The Nautch Girl - Background

Background

When the Gilbert and Sullivan partnership disbanded after the production of The Gondoliers in 1889, impresario Richard D'Oyly Carte was forced to find new works to present at the Savoy Theatre. This was the first non-Gilbert and Sullivan "Savoy Opera", but it was designed to resemble its G&S predecessors, in particular The Mikado, with its exotic oriental setting. The Times review of 1 July 1891 noted:

...Both Mr. George Dance and Mr. Edward Solomon have... subordinated their own individualities to the traditions of the theatre, and have produced a work which, if brought out anonymously, would be unhesitatingly classed, by superficial observers at all events, among the rest of the "Gilbert and Sullivan" operas. It may, indeed, be doubted whether the older collaborators would have followed their own example so closely as their successors have done.

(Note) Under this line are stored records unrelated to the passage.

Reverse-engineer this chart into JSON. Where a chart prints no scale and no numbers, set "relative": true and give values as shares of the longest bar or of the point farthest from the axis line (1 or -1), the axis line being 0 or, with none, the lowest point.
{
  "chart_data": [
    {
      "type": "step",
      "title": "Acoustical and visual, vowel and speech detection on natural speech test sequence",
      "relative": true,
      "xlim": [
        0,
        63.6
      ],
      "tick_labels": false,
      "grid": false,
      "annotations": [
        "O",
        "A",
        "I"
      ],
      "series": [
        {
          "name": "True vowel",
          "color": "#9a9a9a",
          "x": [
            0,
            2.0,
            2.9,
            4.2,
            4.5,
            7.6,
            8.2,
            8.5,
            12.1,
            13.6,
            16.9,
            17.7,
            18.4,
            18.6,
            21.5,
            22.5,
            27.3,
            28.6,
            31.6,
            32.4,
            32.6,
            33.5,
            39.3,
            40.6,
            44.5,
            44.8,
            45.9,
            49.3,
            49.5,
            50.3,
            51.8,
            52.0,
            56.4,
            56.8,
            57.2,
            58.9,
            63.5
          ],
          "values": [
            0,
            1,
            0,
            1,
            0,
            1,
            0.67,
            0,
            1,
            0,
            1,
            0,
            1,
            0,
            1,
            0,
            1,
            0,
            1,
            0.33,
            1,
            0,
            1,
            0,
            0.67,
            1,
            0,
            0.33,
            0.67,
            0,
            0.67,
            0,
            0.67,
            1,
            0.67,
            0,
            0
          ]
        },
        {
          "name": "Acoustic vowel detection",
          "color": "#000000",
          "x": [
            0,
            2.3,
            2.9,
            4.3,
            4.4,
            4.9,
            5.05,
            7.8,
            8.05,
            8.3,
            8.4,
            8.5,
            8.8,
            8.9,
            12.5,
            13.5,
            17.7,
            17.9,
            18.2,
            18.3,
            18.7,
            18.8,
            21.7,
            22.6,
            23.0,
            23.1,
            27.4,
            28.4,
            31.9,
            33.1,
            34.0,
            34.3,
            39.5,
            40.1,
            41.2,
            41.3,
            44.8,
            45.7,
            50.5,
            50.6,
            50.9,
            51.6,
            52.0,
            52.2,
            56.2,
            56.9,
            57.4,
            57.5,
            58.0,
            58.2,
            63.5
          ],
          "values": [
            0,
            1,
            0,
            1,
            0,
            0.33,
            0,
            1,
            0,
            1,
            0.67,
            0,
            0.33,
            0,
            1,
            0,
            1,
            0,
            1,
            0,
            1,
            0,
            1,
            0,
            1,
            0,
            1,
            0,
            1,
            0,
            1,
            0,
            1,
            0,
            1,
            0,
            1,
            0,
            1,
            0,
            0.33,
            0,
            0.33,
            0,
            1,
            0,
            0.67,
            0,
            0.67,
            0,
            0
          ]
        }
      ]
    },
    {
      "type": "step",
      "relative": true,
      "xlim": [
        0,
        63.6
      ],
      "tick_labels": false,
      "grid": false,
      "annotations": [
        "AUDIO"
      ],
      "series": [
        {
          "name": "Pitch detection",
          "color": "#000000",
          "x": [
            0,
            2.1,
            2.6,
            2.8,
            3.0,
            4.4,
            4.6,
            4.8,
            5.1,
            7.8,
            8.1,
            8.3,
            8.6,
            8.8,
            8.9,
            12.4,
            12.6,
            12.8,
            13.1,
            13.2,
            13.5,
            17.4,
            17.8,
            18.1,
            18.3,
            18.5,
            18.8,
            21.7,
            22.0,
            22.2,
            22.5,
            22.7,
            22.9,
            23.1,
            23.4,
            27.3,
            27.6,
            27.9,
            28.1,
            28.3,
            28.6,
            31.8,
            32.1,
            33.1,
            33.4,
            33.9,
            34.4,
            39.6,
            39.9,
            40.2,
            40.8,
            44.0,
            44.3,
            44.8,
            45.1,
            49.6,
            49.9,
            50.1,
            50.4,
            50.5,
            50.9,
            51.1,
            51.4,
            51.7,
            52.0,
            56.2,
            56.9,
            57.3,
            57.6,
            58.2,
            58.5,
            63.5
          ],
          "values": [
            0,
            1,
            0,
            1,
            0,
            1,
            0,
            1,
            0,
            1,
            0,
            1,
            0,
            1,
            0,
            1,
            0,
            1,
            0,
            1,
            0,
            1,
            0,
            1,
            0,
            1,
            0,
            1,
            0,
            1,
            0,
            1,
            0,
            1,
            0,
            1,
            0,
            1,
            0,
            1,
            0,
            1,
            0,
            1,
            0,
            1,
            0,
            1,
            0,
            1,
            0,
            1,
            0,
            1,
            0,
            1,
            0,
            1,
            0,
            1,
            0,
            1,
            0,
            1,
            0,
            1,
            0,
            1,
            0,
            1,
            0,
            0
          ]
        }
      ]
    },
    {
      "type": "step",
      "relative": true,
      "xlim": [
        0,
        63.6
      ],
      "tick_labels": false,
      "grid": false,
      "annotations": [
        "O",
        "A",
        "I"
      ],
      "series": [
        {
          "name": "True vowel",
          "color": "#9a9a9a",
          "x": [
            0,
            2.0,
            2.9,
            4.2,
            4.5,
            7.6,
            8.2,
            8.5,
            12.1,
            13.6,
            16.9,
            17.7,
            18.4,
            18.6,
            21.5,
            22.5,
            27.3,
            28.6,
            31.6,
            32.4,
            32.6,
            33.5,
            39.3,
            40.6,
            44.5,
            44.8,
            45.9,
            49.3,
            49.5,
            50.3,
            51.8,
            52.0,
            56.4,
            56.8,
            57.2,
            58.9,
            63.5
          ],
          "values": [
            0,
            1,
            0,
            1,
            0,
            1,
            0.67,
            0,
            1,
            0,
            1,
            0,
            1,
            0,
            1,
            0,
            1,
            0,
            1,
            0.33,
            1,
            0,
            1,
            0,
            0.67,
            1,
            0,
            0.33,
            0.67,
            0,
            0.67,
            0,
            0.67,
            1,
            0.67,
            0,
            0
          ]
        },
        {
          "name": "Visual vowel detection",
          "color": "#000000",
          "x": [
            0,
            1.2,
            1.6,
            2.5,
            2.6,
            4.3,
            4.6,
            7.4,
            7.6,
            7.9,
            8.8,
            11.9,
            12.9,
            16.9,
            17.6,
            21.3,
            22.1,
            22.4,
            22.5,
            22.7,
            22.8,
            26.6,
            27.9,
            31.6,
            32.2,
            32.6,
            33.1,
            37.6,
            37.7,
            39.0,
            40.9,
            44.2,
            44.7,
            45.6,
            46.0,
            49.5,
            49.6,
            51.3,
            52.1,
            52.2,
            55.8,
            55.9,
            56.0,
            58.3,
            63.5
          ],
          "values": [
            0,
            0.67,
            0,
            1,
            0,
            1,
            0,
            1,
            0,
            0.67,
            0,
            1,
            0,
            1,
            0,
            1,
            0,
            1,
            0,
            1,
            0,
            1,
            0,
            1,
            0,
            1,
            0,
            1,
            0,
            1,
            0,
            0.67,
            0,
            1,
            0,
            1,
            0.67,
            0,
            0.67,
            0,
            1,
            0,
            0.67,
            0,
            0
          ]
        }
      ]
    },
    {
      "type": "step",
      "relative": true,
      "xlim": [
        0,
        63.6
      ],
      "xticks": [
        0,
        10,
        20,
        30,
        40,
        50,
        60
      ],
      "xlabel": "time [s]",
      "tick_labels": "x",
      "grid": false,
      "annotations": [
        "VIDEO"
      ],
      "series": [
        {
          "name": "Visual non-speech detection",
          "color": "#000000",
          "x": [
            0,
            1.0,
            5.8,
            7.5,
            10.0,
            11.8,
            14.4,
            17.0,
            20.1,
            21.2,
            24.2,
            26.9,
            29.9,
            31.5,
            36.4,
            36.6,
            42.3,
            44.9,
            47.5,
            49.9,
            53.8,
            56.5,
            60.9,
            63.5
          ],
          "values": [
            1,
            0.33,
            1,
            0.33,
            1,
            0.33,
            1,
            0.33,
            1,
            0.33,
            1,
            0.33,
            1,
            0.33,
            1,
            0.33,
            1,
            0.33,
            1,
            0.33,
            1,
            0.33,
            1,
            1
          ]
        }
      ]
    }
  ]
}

Carte knew Solomon well, and he had presented Solomon's 1881 comic opera, Claude Duval, on tour in 1882. In 1893, Solomon's Billee Taylor (originally produced in 1880), also joined the D'Oyly Carte repertoire. Desprez had written several curtain raisers for the Savoy during the 1880s. Dance was the younger collaborator, and later he was responsible for the phenomenally successful musical A Chinese Honeymoon, which ran for more than a thousand performances at the turn of the century.